Unrest in Eponia as staff take to the streets


Merpel has just heard that European Patent Office employees are taking to the streets of Munich to express their extreme anxiety and disquiet at the state of governance of the office that, if things go according to plan, will soon be responsible for administering the unitary patent system that will provide patent protection across almost all of the European Union's Member States.

Europe is no stranger to authoritarian management and, although the continent has no monopoly of it, there's not much the rest of the world can teach the Europeans in this regard. President Benoît Battistelli has certainly earned a great degree of unpopularity, to the point that people have long stopped grumbling about the real or imaginary failings of his predecessors -- and that is no mean achievement.
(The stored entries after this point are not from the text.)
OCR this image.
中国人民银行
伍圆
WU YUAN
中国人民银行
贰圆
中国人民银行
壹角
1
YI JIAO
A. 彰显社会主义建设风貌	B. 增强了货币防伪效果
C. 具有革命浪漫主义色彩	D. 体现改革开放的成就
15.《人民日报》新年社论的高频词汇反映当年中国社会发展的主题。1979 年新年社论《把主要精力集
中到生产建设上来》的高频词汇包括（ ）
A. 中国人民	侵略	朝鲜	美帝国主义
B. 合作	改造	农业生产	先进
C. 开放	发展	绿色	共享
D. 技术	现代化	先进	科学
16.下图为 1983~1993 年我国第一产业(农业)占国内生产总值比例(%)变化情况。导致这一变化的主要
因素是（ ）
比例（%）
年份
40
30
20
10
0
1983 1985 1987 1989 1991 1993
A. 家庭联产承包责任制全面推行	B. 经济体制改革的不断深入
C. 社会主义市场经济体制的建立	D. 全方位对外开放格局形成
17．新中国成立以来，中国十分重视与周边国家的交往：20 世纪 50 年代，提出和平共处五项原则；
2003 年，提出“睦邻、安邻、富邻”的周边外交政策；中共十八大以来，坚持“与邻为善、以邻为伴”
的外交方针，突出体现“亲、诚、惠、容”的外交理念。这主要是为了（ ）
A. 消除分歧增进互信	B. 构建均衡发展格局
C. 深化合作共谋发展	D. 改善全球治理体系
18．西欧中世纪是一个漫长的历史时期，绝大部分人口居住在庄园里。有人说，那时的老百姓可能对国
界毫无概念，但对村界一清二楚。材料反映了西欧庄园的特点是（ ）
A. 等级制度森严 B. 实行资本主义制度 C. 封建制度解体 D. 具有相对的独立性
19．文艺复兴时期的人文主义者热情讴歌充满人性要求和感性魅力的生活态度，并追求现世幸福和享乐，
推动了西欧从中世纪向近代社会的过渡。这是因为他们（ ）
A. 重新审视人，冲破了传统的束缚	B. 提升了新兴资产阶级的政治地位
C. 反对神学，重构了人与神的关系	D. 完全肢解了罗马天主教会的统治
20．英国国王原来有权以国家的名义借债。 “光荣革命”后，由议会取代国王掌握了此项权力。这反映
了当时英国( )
Apart from this weblog, Intellectual Property Watch has also carried reports of unrest and mismanagement at the EPO (see eg here). And there's more about the employees' grievances here, in German.


Merpel calls on those who enjoy the prestige and wield the responsibility for overseeing the operations of the European Patent Office to take a look at what is happening at the EPO and ask themselves, and each other, if they have ever troubled themselves to look closely at how the organisation is run and what the grievances of its employees are. If everything is absolutely fine and there is nothing for anyone to worry about, they can tell us, can't they? And if it seems that all is not right, they can do something about it too ...

The IPKat has little add here except to say that the price of freedom is eternal vigilance and, if you don't watch carefully how power is exercised, you end up playing the Football World Cup in Qatar.